On se fait réveiller par les premiers touristes arrivés en 4×4, prêt pour admirer le lever du soleil, alors on se prépare vite fait un petit café chaud pour être nous aussi prêt pour le spectacle. Mais rien ne se passe, la couverture nuageuse qui s’est formée sur le salar empêche le soleil de passer. D’après les habitants de l’île (ils sont une petite dizaine), le vent risque de s’intensifier au fur et à mesure de la journée. On regagne nos vélos et on repart en direction du Sud.
Pour l’instant le vent est principalement latéral, mais un peu de dos. En tenant la veste tendue avec le bon angle, on arrive à maintenir la vitesse sans pédaler. Si on avait su ce qui nous attendait plus loin on en aurait encore plus profité.
Les habitants de l’île avaient raison, le vent est devenu franchement violent. On se rapproche de la sortie Sud du salar, direction Chuvica. Ce qui nous oblige à changer d’azimut d’à peine quelques degrés, en direction du vent. Au début s’est compliqué, ça devient vite infaisable. On tient à peine debout, hors de question d’espérer pouvoir planter la tente. On est à peine à un kilomètre de petites montagnes qui bordent le salar. On va devoir essayer de les rejoindre pour y trouver refuge.
Le vent s’énerve de plus en plus, maintenant même pousser les vélos devient une épreuve physique. On avait rarement été à bout de force à ce point, mais la tempête nous interdit les pauses, et on a vraiment intérêt à trouver un refuge avant la chute libre des températures qui accompagne les couchers de soleil.
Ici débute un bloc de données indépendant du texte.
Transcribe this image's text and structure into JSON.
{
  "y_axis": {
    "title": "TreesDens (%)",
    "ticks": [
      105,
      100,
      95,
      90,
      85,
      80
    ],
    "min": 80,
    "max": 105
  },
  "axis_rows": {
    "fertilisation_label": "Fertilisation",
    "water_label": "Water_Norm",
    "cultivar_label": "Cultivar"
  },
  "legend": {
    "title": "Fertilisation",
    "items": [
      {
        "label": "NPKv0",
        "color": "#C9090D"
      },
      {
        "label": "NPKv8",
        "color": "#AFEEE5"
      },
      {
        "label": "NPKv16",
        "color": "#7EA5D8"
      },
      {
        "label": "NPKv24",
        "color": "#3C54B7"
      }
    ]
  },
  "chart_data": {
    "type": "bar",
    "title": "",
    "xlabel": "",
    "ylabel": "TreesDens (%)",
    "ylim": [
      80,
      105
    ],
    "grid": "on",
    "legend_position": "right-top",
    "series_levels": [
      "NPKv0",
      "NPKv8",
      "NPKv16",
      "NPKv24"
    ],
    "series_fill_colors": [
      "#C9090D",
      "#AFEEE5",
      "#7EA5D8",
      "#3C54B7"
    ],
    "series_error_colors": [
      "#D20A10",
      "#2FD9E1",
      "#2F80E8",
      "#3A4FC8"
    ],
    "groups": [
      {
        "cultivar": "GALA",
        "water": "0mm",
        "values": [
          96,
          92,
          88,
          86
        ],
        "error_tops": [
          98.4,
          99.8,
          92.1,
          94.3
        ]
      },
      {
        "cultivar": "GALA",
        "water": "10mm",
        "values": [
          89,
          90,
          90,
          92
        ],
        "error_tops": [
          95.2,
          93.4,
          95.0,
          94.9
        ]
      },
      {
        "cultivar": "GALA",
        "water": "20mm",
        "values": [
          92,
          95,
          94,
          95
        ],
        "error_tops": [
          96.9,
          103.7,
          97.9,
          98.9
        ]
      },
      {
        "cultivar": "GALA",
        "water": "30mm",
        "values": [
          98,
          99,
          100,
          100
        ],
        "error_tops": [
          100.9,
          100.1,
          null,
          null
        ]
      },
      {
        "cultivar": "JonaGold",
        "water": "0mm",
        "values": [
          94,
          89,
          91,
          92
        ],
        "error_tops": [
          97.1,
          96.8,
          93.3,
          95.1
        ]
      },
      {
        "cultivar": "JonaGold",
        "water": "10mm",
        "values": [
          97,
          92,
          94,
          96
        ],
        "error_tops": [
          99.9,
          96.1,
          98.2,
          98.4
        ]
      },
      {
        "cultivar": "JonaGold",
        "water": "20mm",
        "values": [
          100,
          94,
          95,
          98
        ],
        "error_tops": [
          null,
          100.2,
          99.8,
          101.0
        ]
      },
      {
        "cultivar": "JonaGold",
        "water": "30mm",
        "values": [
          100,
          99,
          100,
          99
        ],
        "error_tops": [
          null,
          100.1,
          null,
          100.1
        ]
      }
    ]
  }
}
Avec une énergie sortie de nulle part on arrive au bord du salar, sous les montagnes. Bonne surprise, au tout ridicule village de Chuvica, il y a une petite maison, qui vend des empanadas !! Inutile de dire qu’on s’y est arrêté un petit moment…
Il nous reste encore une petite heure avant le coucher de soleil, on en profite pour visiter une petite grotte de corail sur le bord de la route (Caverna Del Infierno).
L’intérieur est tapissé de coraux fossilisés, travaillés comme de la dentelles, encore un vestige du lac. C’est très beau, mais ce qui frappe le plus c’est l’absence de vent qui fait un bien fou au cerveau après l’après midi qu’on a eu. Pour une raison encore inexpliquée, on n’a pas eu l’idée de demander la permission de dormir à l’intérieur.
On repart donc à la recherche d’un endroit pour passer la nuit le long des montagnes qui nous abrite relativement du chaos ambiant. On viendra s’échouer au fond d’une bassine sableuse quelques minutes avant le coucher de soleil. On est pas si abrités que ça, la tente encaisse de sacré coups de vents, mais c’est trop tard pour bouger. On espère qu’elle tiendra le coup.
Uyuni - Alota
Distance : 129 km
Dénivelé + 1 265 m
Dénivelé – 1 117 m
On se réveille avec un goût de sable entre les dents. On en a de partout, nez, bouche et oreilles n’ont pas été épargnés. Vraiment désagréable. Il a fallu se lever plusieurs fois pour remettre et consolider les ancrages de la tente, et visiblement ça aura été fatal à l’une des deux fermetures éclair de la tente. Il y a toujours beaucoup de vent, mais c’est moins pire que la veille.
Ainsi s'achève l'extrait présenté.